There is a moment in the excellent and super sexy Magic Mike XXL that explains Steven Soderbergh’s decision to end his retirement. As Mike grinds away in his workshop, he goes full Flashdance when Ginuwine’s ‘Pony’ comes on the radio and starts doing a different kind of grinding. After falling out of love with stripping in the first film, Mike remembers the joy it brings thousands of women and is pulled back in. Soderbergh, too, remembers the delights his films bring people and if Logan Lucky is anything to go by, he has reignited his verve.
The story spins around Jimmy Logan (a touching Channing Tatum) who is let go from his job fixing a sinkhole at the Charlotte Motor Speedway. Desperate for cash so he can see his daughter (Farrah Mackenzie), who is moving across state lines with her mother (Katie Holmes), Jimmy plans to rob the Speedway with his brother Clyde (a deadpan Adam Driver), his sister Mellie (Riley Keough) and the currently incarnated Joe Bang (Daniel Craig).
Craig takes a step in the right direction in his mission to step out from 007’s shadow. His Bang gets the most laughs for his buck, and his drawling accent nicely homages the ideas we have about redneck America. Craig is the only non-American in the main cast, and it is telling he gets to be the most stereotypical southerner in the “Hillbilly Heist” because behind the honeydew baritone, and the ideas of stupidity attached to it, is Soderbergh’s mission to create empathy and understanding for Red State voters. When Joe pauses the mission to give Jimmy and Clyde a chemistry lesson about why his bomb will be more effective than dynamite, the joke is on us because we have dismissed them as stupid based on the film’s setting.Not all of the jokes pay off as the director intended, and some, particularly the introduction to Joe Bang’s brothers, Fish (Jack Quaid) and Sam (Brian Gleeson), feel slightly exploitative. But, then he pulls off a joke about Game of Thrones that not only flips the bird at the stereotypical felon, it also suggests the reason these characters feel disenfranchised.

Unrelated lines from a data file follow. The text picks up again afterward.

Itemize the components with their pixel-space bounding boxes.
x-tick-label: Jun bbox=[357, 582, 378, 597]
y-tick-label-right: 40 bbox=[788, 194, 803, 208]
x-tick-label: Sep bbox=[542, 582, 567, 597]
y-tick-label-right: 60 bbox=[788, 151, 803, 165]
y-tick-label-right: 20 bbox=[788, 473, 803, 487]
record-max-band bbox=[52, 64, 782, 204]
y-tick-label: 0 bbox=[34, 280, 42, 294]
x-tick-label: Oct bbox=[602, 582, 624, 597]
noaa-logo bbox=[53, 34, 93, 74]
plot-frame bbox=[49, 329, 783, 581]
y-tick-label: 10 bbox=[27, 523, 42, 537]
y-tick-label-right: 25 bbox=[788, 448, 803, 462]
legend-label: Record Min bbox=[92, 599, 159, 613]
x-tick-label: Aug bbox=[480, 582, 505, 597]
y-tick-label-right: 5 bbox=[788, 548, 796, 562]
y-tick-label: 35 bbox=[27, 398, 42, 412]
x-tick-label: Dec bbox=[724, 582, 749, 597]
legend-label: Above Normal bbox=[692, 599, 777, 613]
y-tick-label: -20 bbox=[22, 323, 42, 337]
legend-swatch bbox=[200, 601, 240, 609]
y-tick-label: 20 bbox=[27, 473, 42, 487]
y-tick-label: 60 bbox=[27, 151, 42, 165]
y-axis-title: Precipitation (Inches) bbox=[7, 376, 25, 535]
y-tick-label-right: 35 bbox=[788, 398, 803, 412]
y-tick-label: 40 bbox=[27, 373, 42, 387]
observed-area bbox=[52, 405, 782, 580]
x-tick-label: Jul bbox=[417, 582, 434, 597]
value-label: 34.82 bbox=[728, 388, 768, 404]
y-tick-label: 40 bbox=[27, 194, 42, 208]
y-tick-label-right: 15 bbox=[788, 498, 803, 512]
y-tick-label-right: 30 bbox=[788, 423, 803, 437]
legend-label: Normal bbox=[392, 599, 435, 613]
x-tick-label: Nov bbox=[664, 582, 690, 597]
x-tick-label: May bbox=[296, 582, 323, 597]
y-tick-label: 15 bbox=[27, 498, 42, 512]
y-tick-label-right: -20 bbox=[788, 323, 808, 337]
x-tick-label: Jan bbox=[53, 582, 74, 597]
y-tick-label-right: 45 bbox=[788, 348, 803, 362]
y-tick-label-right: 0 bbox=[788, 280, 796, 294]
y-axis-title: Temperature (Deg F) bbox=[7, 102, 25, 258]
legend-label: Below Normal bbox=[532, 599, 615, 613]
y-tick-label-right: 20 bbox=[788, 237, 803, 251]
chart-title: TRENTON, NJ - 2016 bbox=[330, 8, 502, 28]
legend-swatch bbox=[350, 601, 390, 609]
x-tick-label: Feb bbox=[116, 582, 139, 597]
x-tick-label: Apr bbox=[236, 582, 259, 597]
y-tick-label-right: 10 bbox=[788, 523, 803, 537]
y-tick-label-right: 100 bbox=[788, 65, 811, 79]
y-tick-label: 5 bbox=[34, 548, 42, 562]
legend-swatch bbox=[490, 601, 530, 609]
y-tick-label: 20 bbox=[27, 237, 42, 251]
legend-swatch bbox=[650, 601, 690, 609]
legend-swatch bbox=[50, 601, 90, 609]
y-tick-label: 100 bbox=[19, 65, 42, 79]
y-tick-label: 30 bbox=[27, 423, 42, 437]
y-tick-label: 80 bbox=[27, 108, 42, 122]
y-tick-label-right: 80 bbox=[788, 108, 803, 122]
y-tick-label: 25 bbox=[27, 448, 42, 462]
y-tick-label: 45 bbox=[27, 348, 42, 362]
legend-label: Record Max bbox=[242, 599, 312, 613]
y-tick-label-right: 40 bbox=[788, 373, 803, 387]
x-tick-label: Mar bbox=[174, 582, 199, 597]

The prisoners mistrust the warden, the warden mistrusts the FBI who are embodied by Special Agent Sarah Grayson (Hilary Swank), and the Logans want to pull off the robbery because the system has chewed them up and spat them out. Even NASCAR driver Sebastian Stan, in a thankless cameo, can’t be dealing with his “boss” Seth Macfarlane.
As always, Soderbergh’s direction is skilled. He avoids moving the camera like it was on crack, something that lends itself to this type of story, and his composition is composed and ergonomic. Rebecca Blunt, who may or may not be another Soderbergh pseudonym, uses heist genre cliché to explore why blue-collar Americans feel disenfranchised and vote for someone like Donald Trump. Not all of Logan Lucky works, but Soderbergh finds depth in his redneck characters when others would settle for cliché — it’s a good thing ‘Pony’ came on the radio.